Here the same example with Element Tree (not tested):
Code:
import elementtree.ElementTree as ET

elems          = ET.parse( open( os.path.join( CACHEDIR, XMLFile ), "r" ) ).getroot()
cat_scrapers = elems.find( "scrapers" ).findall( "entry" )

for item in cat_scrapers:
    title             = item.findtext( "title" )
    version           = item.findtext( "version" )
    language          = item.findtext( "lang" )
    date              = item.findtext( "date" )
    added             = item.findtext( "added" )
    previewVideoURL   = item.findtext( "previewVideoURL" )

In both cases you will need to cover the exceptions (using try/excpetion block) and limit cases of course.

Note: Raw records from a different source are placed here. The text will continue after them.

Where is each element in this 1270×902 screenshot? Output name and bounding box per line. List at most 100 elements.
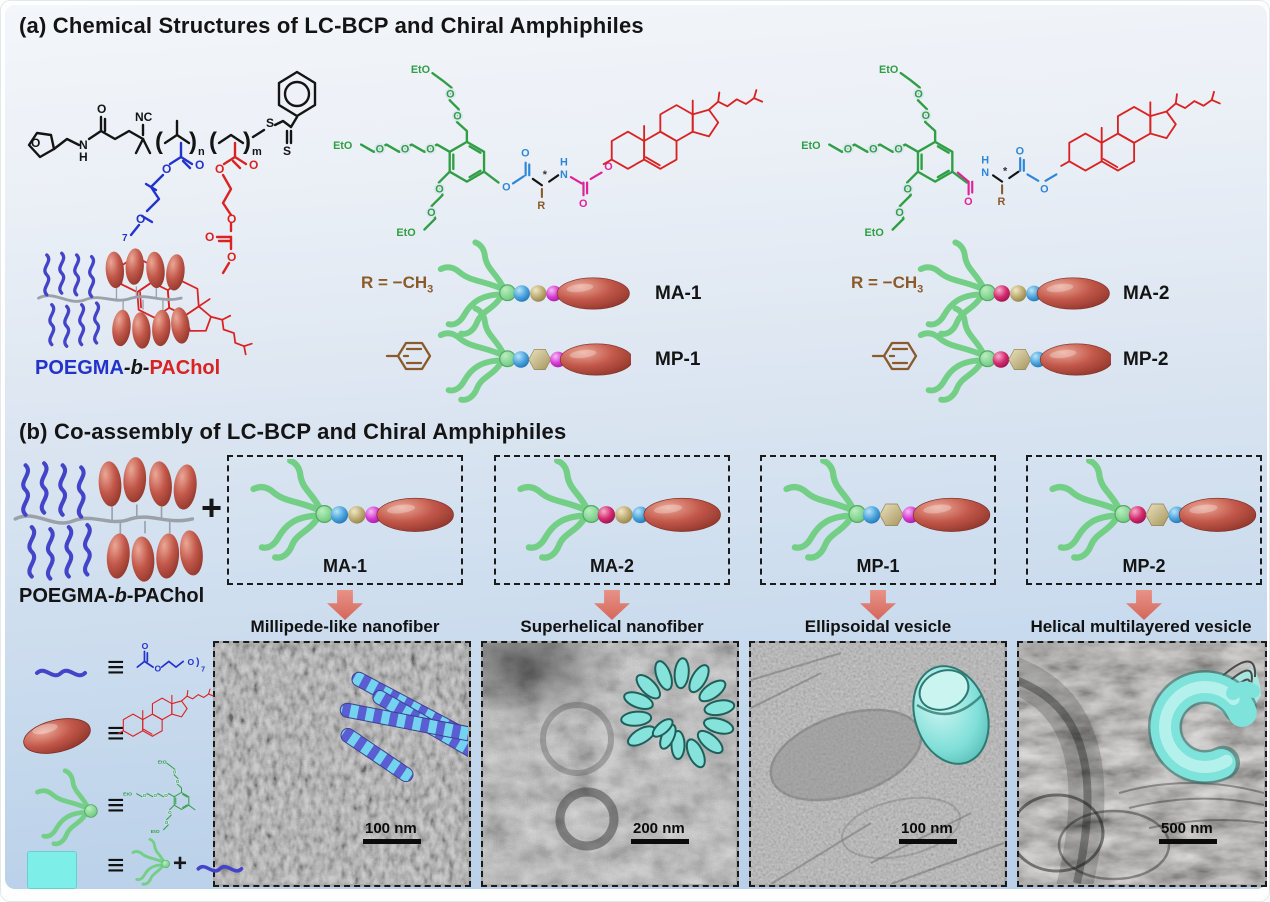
svg-text:O: O (195, 158, 204, 172)
cartoon-mp1-b (766, 459, 992, 569)
eto-label: EtO (879, 64, 898, 76)
coassembly-cyan-symbol (27, 851, 77, 889)
amphiphile-structure-series2: EtO EtO EtO O N H * R O O (801, 64, 1221, 239)
svg-text:O: O (227, 212, 236, 226)
atom-o: O (604, 161, 612, 173)
cartoon-ma1-b (233, 459, 459, 569)
r-phenyl-icon-right (871, 341, 918, 371)
svg-text:(: ( (209, 128, 217, 155)
atom-h: H (981, 155, 989, 167)
svg-text:H: H (79, 150, 88, 164)
tem-image-ellipsoidal: 100 nm (749, 641, 1007, 887)
svg-text:S: S (266, 116, 274, 130)
tem-helical-svg: 500 nm (1019, 643, 1264, 884)
eto-label: EtO (801, 140, 820, 152)
svg-text:O: O (205, 230, 214, 244)
tem-superhelical-svg: 200 nm (483, 643, 736, 884)
down-arrow-icon (1126, 590, 1162, 620)
helical-vesicle-inset (1148, 660, 1262, 784)
cholesterol-structure-mini (117, 688, 215, 737)
amphiphile-structure-series1: EtO EtO EtO O O * R N H O O (333, 64, 764, 239)
atom-h: H (560, 156, 568, 168)
svg-text:O: O (97, 102, 106, 116)
caption-superhelical: Superhelical nanofiber (520, 617, 704, 636)
tem-image-superhelical: 200 nm (481, 641, 739, 887)
svg-text:O: O (227, 250, 236, 264)
equiv-sign: ≡ (107, 651, 125, 684)
svg-text:): ) (196, 657, 199, 668)
cartoon-mp1-a (425, 303, 631, 416)
r-methyl-right: R = −CH3 (851, 273, 924, 296)
sub-n: n (198, 146, 205, 158)
atom-o: O (1016, 146, 1024, 158)
equiv-sign: ≡ (107, 849, 125, 882)
tem-millipede-svg: 100 nm (215, 643, 468, 884)
plus-sign: + (201, 487, 223, 528)
bcp-label-a: POEGMA-b-PAChol (35, 357, 220, 380)
scale-bar-label: 100 nm (365, 820, 417, 837)
svg-text:): ) (189, 128, 197, 155)
eto-label: EtO (333, 140, 352, 152)
bcp-label-pachol: PAChol (149, 357, 221, 379)
poegma-squiggle-symbol (35, 668, 87, 678)
label-mp2-a: MP-2 (1123, 349, 1169, 370)
equiv-sign: ≡ (107, 789, 125, 822)
bcp-label-poegma: POEGMA (35, 357, 124, 379)
chiral-star: * (543, 169, 548, 181)
atom-o: O (964, 196, 972, 208)
cholesterol-skeleton (602, 89, 764, 170)
box-ma2: MA-2 (494, 455, 730, 585)
bcp-cartoon-b (11, 453, 207, 592)
label-ma1-a: MA-1 (655, 283, 702, 304)
equiv-sign: ≡ (107, 717, 125, 750)
down-arrow-icon (327, 590, 363, 620)
svg-text:N: N (79, 138, 88, 152)
lcbcp-chemical-structure: O NH ONC SS () n () m OOO 7 OOO OO (27, 70, 317, 391)
chiral-star: * (1003, 165, 1008, 177)
scale-bar-label: 200 nm (633, 820, 685, 837)
svg-text:O: O (136, 212, 145, 226)
svg-text:O: O (215, 162, 224, 176)
scale-bar (1159, 839, 1217, 844)
superhelix-inset (620, 657, 736, 769)
atom-r: R (537, 200, 545, 212)
label-ma2-a: MA-2 (1123, 283, 1170, 304)
caption-millipede: Millipede-like nanofiber (250, 617, 440, 636)
box-ma1: MA-1 (227, 455, 463, 585)
svg-text:(: ( (155, 128, 163, 155)
bcp-label-b: -b- (123, 357, 150, 379)
tentacles-mini-symbol (131, 837, 172, 886)
down-arrow-icon (860, 590, 896, 620)
atom-o: O (502, 182, 510, 194)
svg-text:O: O (142, 641, 149, 651)
box-mp2: MP-2 (1026, 455, 1262, 585)
caption-helical: Helical multilayered vesicle (1030, 617, 1252, 636)
box-label-mp2: MP-2 (1122, 556, 1166, 576)
eto-label: EtO (865, 227, 884, 239)
atom-n: N (560, 169, 568, 181)
atom-r: R (998, 196, 1006, 208)
caption-ellipsoidal: Ellipsoidal vesicle (804, 617, 952, 636)
svg-text:O: O (31, 136, 40, 150)
scale-bar (363, 839, 421, 844)
striped-nanofiber-inset (339, 671, 468, 783)
cartoon-ma2-b (500, 459, 726, 569)
svg-text:O: O (162, 162, 171, 176)
svg-text:O: O (249, 158, 258, 172)
box-label-mp1: MP-1 (856, 556, 900, 576)
svg-text:NC: NC (135, 110, 153, 124)
legend-plus-sign: + (173, 850, 188, 877)
sub-m: m (252, 146, 262, 158)
atom-o: O (579, 198, 587, 210)
svg-text:O: O (187, 657, 194, 667)
bcp-label-b: POEGMA-b-PAChol (19, 585, 205, 607)
atom-n: N (981, 167, 989, 179)
r-phenyl-icon-left (385, 341, 432, 371)
eto-label: EtO (158, 759, 167, 765)
cartoon-mp2-a (905, 303, 1111, 416)
sub-seven: 7 (201, 665, 205, 673)
box-mp1: MP-1 (760, 455, 996, 585)
label-mp1-a: MP-1 (655, 349, 701, 370)
dendron-tentacles-symbol (19, 767, 105, 855)
eto-label: EtO (151, 829, 160, 835)
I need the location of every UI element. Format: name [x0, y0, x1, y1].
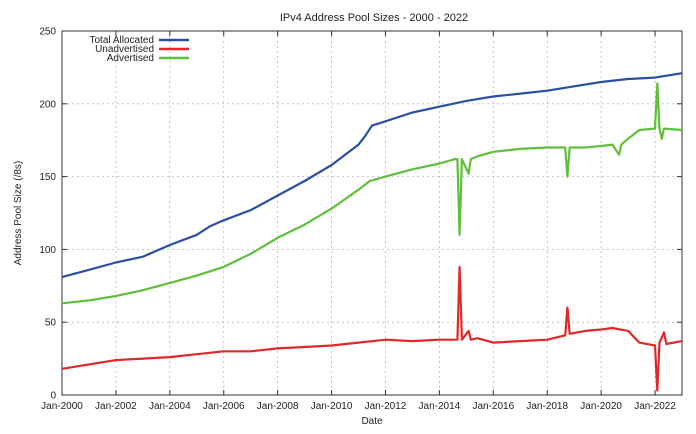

Here it is. I hope it helps.
Minidom sits between the two in terms of speed. Like element tree, it requires mostly correct xml. The only benefit of it over element tree is it is in the standard lib in python 2.4 (the one in xbmc).

If you're very concerned about speed, check out lxml Nod
First off all thank you. I'm playing with lxml right now but I have problems getting to a node based on a value of an argument. I've tried this example on the lxml homepage:
http://codespeak.net/lxml/tutorial.html#elementpath
but there are errors. Any suggestions?

Thanks and gn8
kimx
rwparris2 Wrote:If you're very concerned about speed, check out lxml Nod

lxml really good parser but it's huge. Plex devs use lxml on plex apps. I think about using lxml but it's not handy because I have to add different lxml builds for all platforms.

I wish XBMC support user Lib folder to(ticket - 7246). If it's support we can create Additional Python Library Package on Google Addon page (add all parsers in it. Like feedparser, BeautifulSoup or lxml etc..) and install with SVN Installer. After that we dont need it tons of parsers in Plugins.
those techniques are all well and "proper" but parsing a large doc can have a sever ram impact and on xbox that might siply mean it wont work.

An alternative "cheating" way would be to use regex - if done right it can also be the fastest way of parsing too.